Delhi drafts rules for appointment of officer to keep a check on discrimination against people with HIV
The Delhi government has prepared draft rules for the appointment of an Ombudsman to whom people living with HIV or AIDS will be able to complain about discrimination faced by them at work, in hospitals, for housing among other places.
Once the rules come into force, the official, appointed under the central Human Immunodeficiency Virus and Acquired Immune Deficiency Syndrome (Prevention and Control) Act, 2017, will be empowered to pass orders.
In India, about 2.14 million people live with HIV, with a prevalence of 0.22%, according to the National AIDS Control Organisation. The prevalence in Delhi is higher than the national average with 0.30%.
The draft will be presented to the cabinet soon, health department officials said.
The Ombudsman or the designated officer will address complaints of discrimination under the 2017 act and facilitate treatment and legal proceedings as per need.
“The role of the Ombudsman is that of a facilitator. If a person with HIV is not receiving treatment they can approach the officer, if they are being discriminated against at work they can approach the officer. The officer has the power to conduct inquiry into the matter and ensure proper actions are taken,” said the Delhi government official.
The state will be able to appoint one or more Ombudsman as needed, according to the draft Delhi State HIV and AIDS (Ombudsman and Legal Proceedings) Rules, 2018.
The rules say the complaint to the Ombudsman has to be filed within three months of the person becoming aware of the violation, unless the officer allows for an extension of another three months.
The officer selected will be given the designation of director health services, and will hold the post for three years. The person will have to be either a retired sessions or district judge or qualified medical practitioner with 20 years of working knowledge about public healthcare, including 10 years in HIV-AIDS. A senior management-level person from an NGO working on HIV-AIDS with a Post Graduate Degree in Social Sciences may also be selected.

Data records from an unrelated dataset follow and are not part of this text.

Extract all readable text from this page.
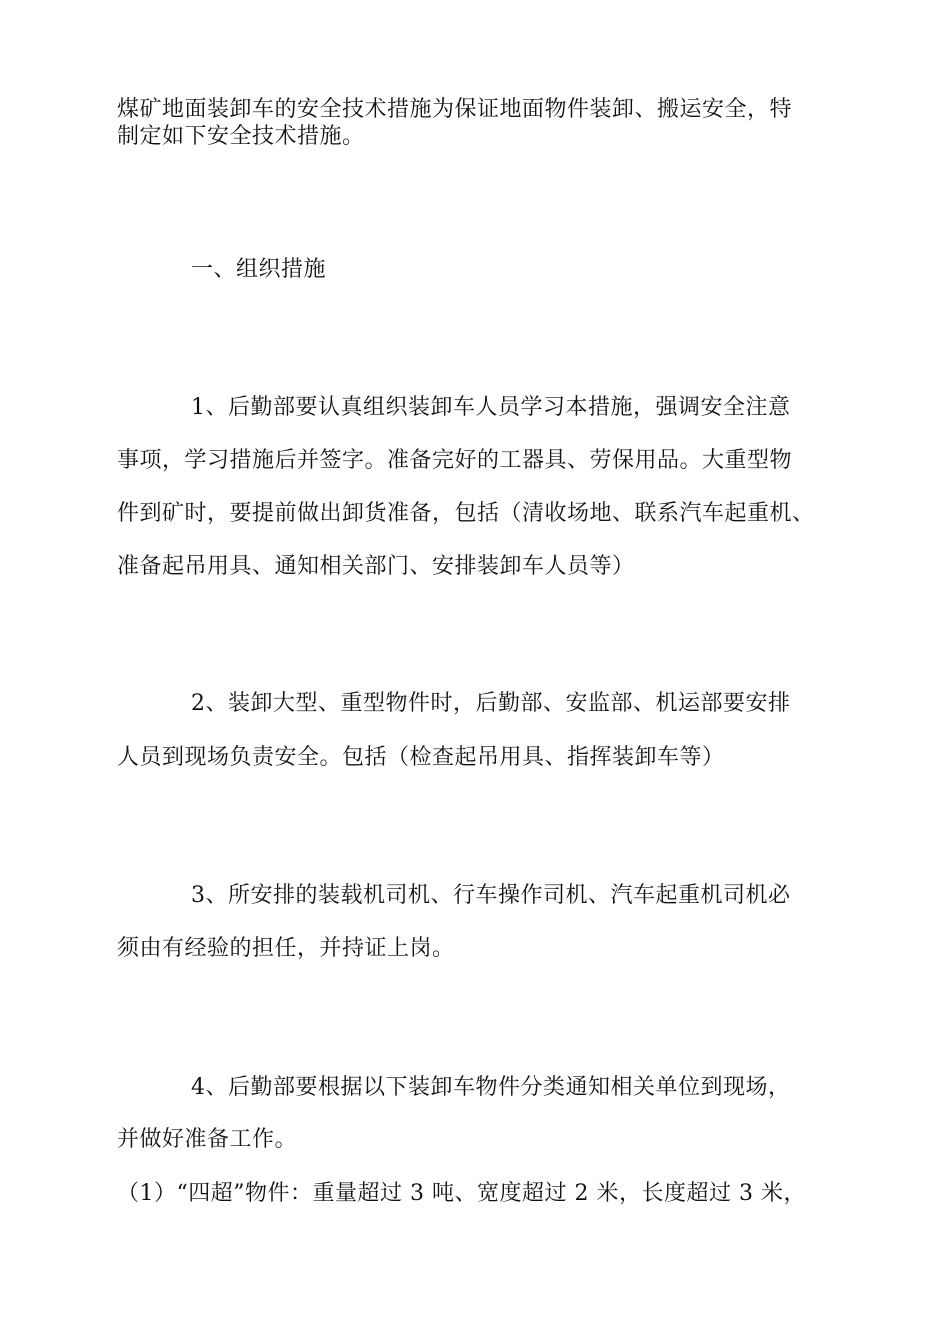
煤矿地面装卸车的安全技术措施为保证地面物件装卸、搬运安全，特
制定如下安全技术措施。
一、组织措施
1、后勤部要认真组织装卸车人员学习本措施，强调安全注意
事项，学习措施后并签字。准备完好的工器具、劳保用品。大重型物
件到矿时，要提前做出卸货准备，包括（清收场地、联系汽车起重机、
准备起吊用具、通知相关部门、安排装卸车人员等）
2、装卸大型、重型物件时，后勤部、安监部、机运部要安排
人员到现场负责安全。包括（检查起吊用具、指挥装卸车等）
3、所安排的装载机司机、行车操作司机、汽车起重机司机必
须由有经验的担任，并持证上岗。
4、后勤部要根据以下装卸车物件分类通知相关单位到现场，
并做好准备工作。
（1）“四超”物件：重量超过 3 吨、宽度超过 2 米，长度超过 3 米，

The draft bill says serving or retired members of state health service, central health service or state or all India civil service are also eligible given that they have 20 years of work experience, with five years in HIV-AIDS.
The person will have the powers to pass orders to rectify any violations of the act, and interim orders without a hearing in case of a medical emergency.
The rules say how complaints have to be registered, how the Ombudsman has to keep records of the complaints, and how the officer will have to maintain anonymity in case of legal proceedings.
“The draft rules are likely to be notified within a couple of months; it will go to the cabinet and then to the assembly. It might be sent to the LG. This is the first set of rules under the HIV act of 2017 and more might be created in the future depending on the need,” said the officer.
People living with HIV will benefit. “Currently, a person can go to court with complaints of discrimination, however, having a quasi-judicial body like that of the Ombudsman will ensure people living with HIV get immediate relief in case of emergency and in life-threatening conditions. Even for other cases of discrimination, the Ombudsman can pass orders and the procedure would be much less time consuming as compared to courts,” said Firoz Khan, programme officer with the India HIV/AIDS Alliance and a positive person himself.